I think they will face little political backlash. The ACA is a pretty unpopular law in general, and enormously unpopular with the Republican base. I am very sympathetic toward the people here who could not get health care before the ACA, but I think it’s a mistake to count all 22 million people who got healthcare due to it on your side.

I have a mortgage on a rental house, an I resent being screwed by the bank for requiring flood insurance. I’m sure that people required to buy health insurance at their cost feel the same.
President Truman tried to get a payroll deduction health insurance program in 1947. Obviously, his effort was not popular.

Well, having Snyder and the Texas Hospital Association (among others) come out in support of at least some aspects of the ACA could be a big deal.

What I’m hoping for: If enough people the Republicans care about force some delays, there might be time for the public to awaken to the risks. it worked with Bush’s attempt to privatize SS.

But Social Security started out very popular. The ACA is very popular with half of the population and the debbil for the other half.

I don’t think the ACA will be repealed, because the backlash would be too severe.

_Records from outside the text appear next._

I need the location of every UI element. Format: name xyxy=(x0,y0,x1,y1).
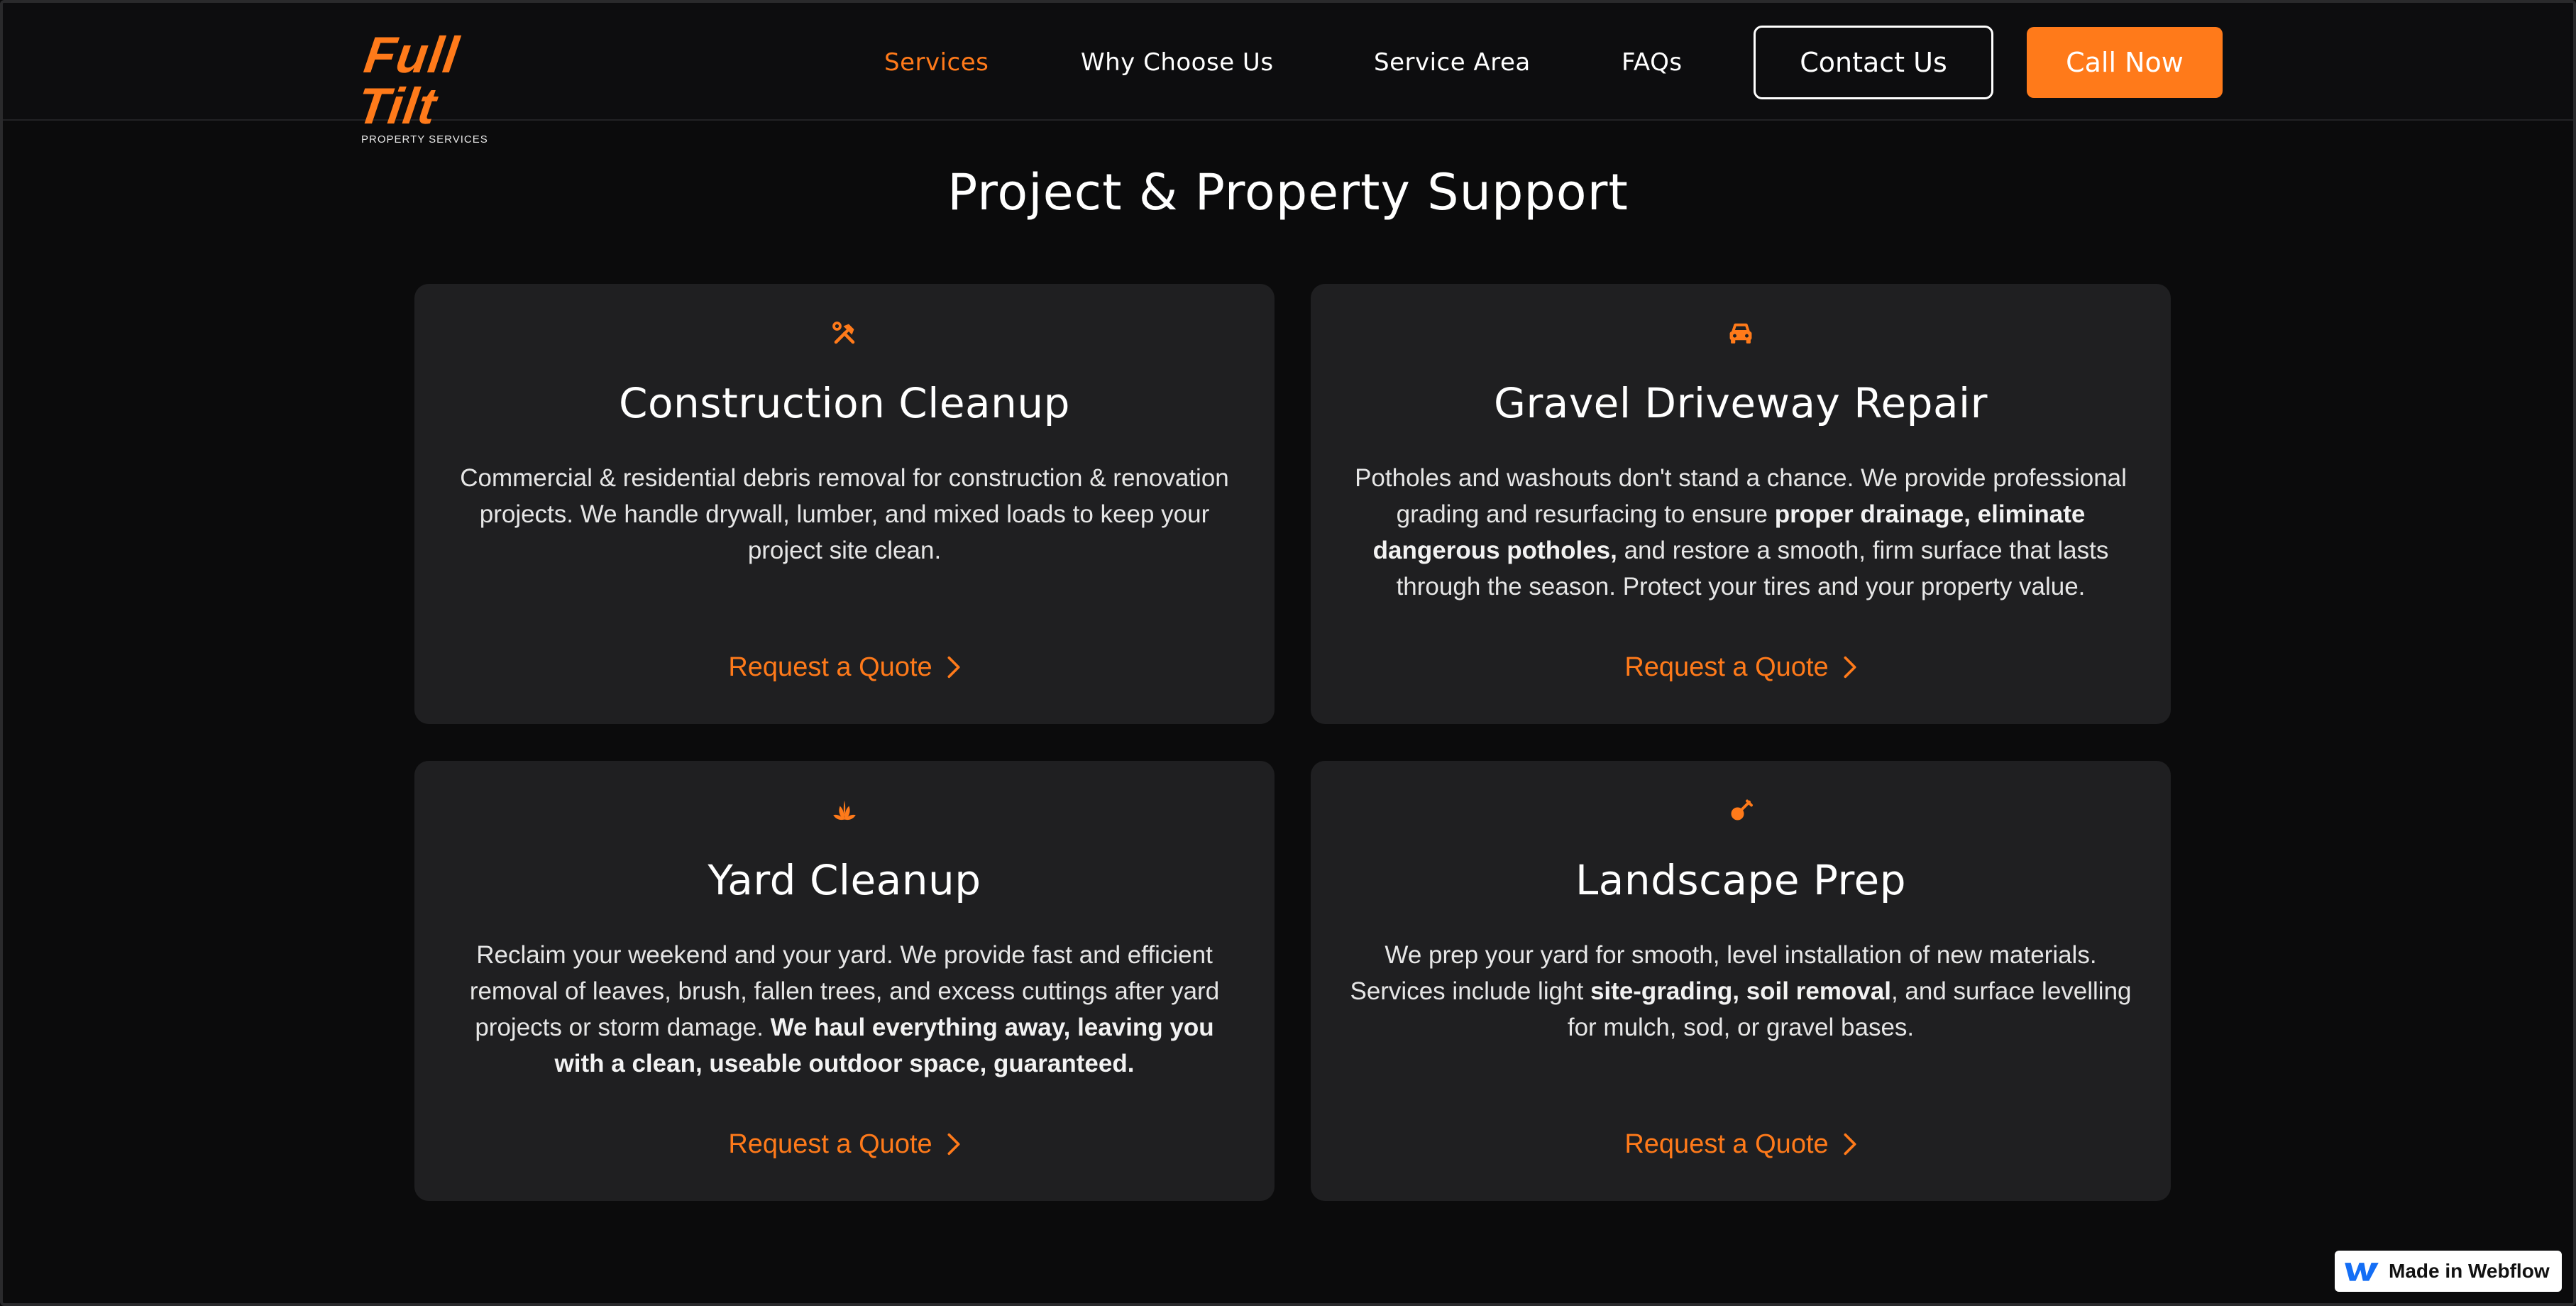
nav-link-why-choose-us[interactable]: Why Choose Us xyxy=(1081,45,1274,79)
service-card-landscape-prep: Landscape Prep We prep your yard for smo… xyxy=(1311,761,2171,1201)
description-emphasis: site-grading, soil removal xyxy=(1590,977,1891,1005)
chevron-right-icon xyxy=(1844,656,1856,679)
cta-label: Request a Quote xyxy=(1624,1129,1829,1159)
request-quote-link[interactable]: Request a Quote xyxy=(1311,646,2171,688)
car-icon xyxy=(1729,323,1752,344)
logo-subtitle: PROPERTY SERVICES xyxy=(361,133,488,146)
card-title: Gravel Driveway Repair xyxy=(1494,379,1988,427)
service-card-construction-cleanup: Construction Cleanup Commercial & reside… xyxy=(414,284,1275,724)
made-in-webflow-badge[interactable]: Made in Webflow xyxy=(2335,1251,2562,1292)
badge-label: Made in Webflow xyxy=(2389,1260,2550,1282)
card-description: Potholes and washouts don't stand a chan… xyxy=(1346,460,2135,605)
tools-icon xyxy=(832,322,855,344)
section-title: Project & Property Support xyxy=(947,163,1629,221)
card-title: Yard Cleanup xyxy=(708,856,981,904)
chevron-right-icon xyxy=(947,1133,960,1156)
service-card-gravel-driveway-repair: Gravel Driveway Repair Potholes and wash… xyxy=(1311,284,2171,724)
webflow-logo-icon xyxy=(2345,1263,2379,1281)
contact-us-button[interactable]: Contact Us xyxy=(1754,26,1993,99)
description-text: Commercial & residential debris removal … xyxy=(460,464,1229,564)
browser-viewport: Full Tilt PROPERTY SERVICES Services Why… xyxy=(0,0,2576,1306)
shovel-icon xyxy=(1731,799,1753,821)
nav-link-services[interactable]: Services xyxy=(884,45,989,79)
chevron-right-icon xyxy=(1844,1133,1856,1156)
nav-link-service-area[interactable]: Service Area xyxy=(1374,45,1531,79)
cta-label: Request a Quote xyxy=(728,1129,932,1159)
top-navigation: Full Tilt PROPERTY SERVICES Services Why… xyxy=(3,3,2573,146)
card-description: Commercial & residential debris removal … xyxy=(450,460,1239,569)
cta-label: Request a Quote xyxy=(1624,652,1829,682)
card-title: Construction Cleanup xyxy=(619,379,1070,427)
chevron-right-icon xyxy=(947,656,960,679)
logo-wordmark: Full Tilt xyxy=(353,27,463,135)
site-logo[interactable]: Full Tilt PROPERTY SERVICES xyxy=(353,27,517,146)
request-quote-link[interactable]: Request a Quote xyxy=(1311,1123,2171,1165)
card-description: We prep your yard for smooth, level inst… xyxy=(1346,937,2135,1046)
service-card-yard-cleanup: Yard Cleanup Reclaim your weekend and yo… xyxy=(414,761,1275,1201)
call-now-button[interactable]: Call Now xyxy=(2027,27,2223,98)
nav-link-faqs[interactable]: FAQs xyxy=(1622,45,1683,79)
request-quote-link[interactable]: Request a Quote xyxy=(414,1123,1275,1165)
cta-label: Request a Quote xyxy=(728,652,932,682)
card-description: Reclaim your weekend and your yard. We p… xyxy=(450,937,1239,1082)
card-title: Landscape Prep xyxy=(1575,856,1907,904)
request-quote-link[interactable]: Request a Quote xyxy=(414,646,1275,688)
leaf-icon xyxy=(833,800,856,821)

I’m not really sure. First, we need a repeal yes/no poll, haven’t had one in awhile with just that binary choice. Then we have to figure out how to take care of people who are already dependent on it.

Like i said, I don’t think this is going to be a straight up repeal and the GOP doesn’t have the votes for it anyway. But they can take it apart piece by piece and substitute GOP ideas as appropriate. For example, get rid of the coverage mandates and substitute selling insurance across state lines.